「なんだ?これは‥‥」
ある日、わが校の聖堂に通じる廊下を通っていると、本棚に、手の平ぐらいの立て掛け式の額がおいてあるのが目に止まりました。ガラスの部分が点々と茶色に汚れているように見えます。
「ん?」
よく見るとその点々の下に、文字を書いた小さい紙が貼り付けてあります。
言葉はからし種
「イスラエル産からし種」
なんと、その汚れみたいな点々は、イエスさまのたとえ話に出てくるあの「からし種」だったのです。
「天の国はからし種に似ている。人がこれを取って畑に蒔けば、どんな種よりも小さいのに、成長するとどの野菜よりも大きくなり、空の鳥が来て枝に巣を作るほどの木になる」(マタイ13-31~32)
確かに小さい種です。そこらへんに散らばっているチリと見た目は変わりません。こんなものが成長するのかな、しかも「空の鳥が来て枝に巣を作るほどの木になる」まで‥‥。
一体どんな木になるのだろうと思っていたら、ある日、学校の校庭の斜面にからし種の木が植えられていました。なんだか草のような弱々しさです。
しかし風雨にも耐え背丈を伸ばし、夏なると黄色い花を枝いっぱいに咲かせました。
そして、今や私の背丈をはるかに越えています。
あんな小さなチリみたいな種でも、成長すれば見違えるほど大きくなるのです。
イエス・キリストが話された言葉の一つひとつは、まるでからし種のようだと私は考える時があります。
聖書を読む
洗礼を受けて以来十八年間、聖書を毎日読むことを日課としてきました。といっても、一日に三分程度のわずかな時間です。

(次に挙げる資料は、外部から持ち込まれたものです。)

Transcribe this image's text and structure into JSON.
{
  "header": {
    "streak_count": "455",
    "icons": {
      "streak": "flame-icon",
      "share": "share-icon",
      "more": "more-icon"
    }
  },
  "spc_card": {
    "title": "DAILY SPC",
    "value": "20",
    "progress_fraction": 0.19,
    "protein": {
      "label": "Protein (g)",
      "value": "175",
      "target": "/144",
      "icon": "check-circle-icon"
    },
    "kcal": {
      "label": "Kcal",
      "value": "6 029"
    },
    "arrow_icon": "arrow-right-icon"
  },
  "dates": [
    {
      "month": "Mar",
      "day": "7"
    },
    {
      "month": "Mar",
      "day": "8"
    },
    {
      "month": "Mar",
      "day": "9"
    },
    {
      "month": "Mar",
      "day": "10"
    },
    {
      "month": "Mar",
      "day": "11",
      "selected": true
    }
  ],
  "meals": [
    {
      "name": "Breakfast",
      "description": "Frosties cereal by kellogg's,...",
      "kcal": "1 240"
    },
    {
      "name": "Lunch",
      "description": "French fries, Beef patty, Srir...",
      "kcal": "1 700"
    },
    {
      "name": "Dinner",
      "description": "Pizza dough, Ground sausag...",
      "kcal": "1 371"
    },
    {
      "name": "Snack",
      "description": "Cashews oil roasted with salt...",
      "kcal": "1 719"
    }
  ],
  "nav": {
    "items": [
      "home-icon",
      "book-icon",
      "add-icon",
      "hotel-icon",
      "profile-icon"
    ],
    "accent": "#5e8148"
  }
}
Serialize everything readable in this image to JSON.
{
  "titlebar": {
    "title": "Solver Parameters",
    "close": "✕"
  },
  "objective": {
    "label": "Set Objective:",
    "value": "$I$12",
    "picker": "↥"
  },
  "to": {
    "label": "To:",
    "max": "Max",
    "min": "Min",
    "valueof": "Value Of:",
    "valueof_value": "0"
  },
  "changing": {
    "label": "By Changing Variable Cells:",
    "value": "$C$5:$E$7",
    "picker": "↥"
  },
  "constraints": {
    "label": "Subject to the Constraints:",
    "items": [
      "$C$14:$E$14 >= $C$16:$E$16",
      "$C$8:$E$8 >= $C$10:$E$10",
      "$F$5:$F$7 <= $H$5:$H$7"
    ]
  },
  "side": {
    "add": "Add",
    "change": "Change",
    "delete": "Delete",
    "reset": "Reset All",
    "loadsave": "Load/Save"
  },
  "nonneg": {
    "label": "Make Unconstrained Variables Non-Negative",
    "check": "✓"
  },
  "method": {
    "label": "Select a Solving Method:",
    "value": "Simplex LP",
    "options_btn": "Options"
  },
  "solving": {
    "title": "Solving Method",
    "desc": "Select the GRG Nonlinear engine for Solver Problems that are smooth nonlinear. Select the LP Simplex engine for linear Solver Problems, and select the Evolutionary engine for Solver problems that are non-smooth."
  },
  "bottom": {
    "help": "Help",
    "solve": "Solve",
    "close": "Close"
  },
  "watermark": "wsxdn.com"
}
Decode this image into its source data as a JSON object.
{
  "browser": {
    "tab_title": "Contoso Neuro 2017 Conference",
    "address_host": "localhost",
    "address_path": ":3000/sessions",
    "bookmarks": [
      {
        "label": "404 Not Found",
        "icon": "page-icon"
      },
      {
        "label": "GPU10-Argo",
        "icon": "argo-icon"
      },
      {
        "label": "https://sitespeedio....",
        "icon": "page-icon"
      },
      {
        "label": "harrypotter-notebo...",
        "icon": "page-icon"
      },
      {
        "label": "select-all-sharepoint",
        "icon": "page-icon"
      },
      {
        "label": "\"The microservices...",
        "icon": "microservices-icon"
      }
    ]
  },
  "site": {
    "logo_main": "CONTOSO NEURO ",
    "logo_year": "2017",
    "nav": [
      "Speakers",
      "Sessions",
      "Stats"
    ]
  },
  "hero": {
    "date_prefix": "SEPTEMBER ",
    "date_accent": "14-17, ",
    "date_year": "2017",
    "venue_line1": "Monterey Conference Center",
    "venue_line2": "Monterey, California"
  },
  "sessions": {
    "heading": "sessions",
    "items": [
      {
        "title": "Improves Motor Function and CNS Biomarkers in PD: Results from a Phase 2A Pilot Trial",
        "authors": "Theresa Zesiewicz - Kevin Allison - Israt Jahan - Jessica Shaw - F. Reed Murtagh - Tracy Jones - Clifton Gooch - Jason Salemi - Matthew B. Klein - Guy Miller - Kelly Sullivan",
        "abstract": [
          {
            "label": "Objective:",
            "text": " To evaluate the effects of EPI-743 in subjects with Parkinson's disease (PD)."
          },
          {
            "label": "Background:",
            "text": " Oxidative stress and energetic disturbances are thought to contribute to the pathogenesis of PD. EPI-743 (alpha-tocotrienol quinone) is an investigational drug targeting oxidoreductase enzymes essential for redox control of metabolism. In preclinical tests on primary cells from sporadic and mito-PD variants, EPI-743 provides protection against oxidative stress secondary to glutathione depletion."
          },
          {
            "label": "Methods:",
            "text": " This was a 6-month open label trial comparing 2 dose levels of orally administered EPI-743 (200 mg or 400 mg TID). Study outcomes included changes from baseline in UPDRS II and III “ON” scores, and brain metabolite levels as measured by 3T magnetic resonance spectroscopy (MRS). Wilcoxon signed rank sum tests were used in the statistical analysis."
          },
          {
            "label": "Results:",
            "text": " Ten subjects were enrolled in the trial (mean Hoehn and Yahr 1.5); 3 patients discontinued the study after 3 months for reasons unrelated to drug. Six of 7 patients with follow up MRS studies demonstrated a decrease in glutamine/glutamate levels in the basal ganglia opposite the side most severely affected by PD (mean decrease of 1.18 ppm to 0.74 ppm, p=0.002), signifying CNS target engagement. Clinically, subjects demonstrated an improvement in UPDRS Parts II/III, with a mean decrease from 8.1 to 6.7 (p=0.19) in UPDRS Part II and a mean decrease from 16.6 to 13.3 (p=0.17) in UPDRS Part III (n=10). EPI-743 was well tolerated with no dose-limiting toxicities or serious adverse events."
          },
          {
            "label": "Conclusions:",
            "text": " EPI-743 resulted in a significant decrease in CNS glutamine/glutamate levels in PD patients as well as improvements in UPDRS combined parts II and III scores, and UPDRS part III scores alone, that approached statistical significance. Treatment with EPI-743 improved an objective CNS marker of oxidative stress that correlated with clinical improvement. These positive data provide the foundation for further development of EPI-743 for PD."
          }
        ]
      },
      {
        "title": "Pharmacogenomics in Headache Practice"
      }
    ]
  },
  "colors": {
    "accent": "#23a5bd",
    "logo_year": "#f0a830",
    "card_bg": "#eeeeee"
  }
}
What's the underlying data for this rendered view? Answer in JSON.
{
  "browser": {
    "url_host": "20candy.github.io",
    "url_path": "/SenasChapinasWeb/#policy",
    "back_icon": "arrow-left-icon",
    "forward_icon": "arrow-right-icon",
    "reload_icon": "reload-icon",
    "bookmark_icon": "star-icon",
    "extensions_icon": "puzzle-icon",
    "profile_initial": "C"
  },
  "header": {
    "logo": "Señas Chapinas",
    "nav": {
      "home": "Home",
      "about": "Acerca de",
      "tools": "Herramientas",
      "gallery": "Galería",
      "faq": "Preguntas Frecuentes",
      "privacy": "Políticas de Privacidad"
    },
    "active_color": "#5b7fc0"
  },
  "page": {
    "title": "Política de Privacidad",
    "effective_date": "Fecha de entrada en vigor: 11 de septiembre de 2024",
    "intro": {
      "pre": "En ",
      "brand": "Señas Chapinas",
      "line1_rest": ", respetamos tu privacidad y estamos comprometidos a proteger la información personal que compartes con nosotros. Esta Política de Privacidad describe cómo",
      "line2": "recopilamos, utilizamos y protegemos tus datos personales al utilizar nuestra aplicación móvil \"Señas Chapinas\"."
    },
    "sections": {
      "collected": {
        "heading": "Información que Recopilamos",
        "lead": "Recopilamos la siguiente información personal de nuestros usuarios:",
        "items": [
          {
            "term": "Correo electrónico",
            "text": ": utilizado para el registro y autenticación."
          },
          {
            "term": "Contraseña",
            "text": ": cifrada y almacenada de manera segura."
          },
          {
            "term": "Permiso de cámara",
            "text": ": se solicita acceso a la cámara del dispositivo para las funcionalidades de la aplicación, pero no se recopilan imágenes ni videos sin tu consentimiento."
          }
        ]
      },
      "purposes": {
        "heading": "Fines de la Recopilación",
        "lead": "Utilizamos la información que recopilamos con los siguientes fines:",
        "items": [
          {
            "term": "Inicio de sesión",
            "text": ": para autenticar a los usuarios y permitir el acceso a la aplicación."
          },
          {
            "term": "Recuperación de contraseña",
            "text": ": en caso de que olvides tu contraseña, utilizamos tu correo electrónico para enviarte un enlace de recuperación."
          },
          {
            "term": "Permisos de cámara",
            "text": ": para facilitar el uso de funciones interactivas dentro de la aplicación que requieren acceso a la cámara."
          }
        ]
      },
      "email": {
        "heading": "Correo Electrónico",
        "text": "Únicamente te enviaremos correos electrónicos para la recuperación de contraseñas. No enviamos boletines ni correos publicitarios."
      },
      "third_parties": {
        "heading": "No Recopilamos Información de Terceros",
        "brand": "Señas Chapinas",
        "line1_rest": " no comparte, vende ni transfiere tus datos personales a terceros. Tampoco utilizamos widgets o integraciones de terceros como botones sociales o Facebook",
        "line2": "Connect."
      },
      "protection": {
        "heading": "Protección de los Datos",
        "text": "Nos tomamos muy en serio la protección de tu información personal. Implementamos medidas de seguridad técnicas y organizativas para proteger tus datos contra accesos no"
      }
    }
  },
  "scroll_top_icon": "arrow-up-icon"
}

しかし、そのわずか三分、わずか数行の聖句が、どれだけ一日の心の糧となり力となったかしれません。
「人を裁くな。‥‥あなたは兄弟の目にあるおが屑は見えるのに、なぜ自分の目の中にある丸太に気づかないのか」(マタイ7-1~3)
人を批判したくなる時、私はこの言葉を思い出しました。そのおかげで、どれだけ生来の短気を押さえることができたでしょう。
「人にしてもらいたいと思うことを、人にもしなさい」(ルカ6-31)
人には要求するのに、自分はしてあげてないことがあまりにも多いことを、この言葉は私に教えてくれます。せめて挨拶ぐらいは自分の方からしようと思うようになりました。
このような個人的な例は、枚挙にいとまがありません。
ところで、イエス・キリストは、「種をまく人」のたとえで言われました。
「ほかの種は、良い土地に落ち、実を結んで、あるものは百倍、あるものは六十倍、あるものは三十倍になった」(マタイ13-8)
種が実を結ぶかどうかは、土地の状態にかかっています。イエス・キリストの御言葉を読んで、あるいは聞いて何を悟るかは、その人の心の状態によるのです。
「良い土地」でありたいものです。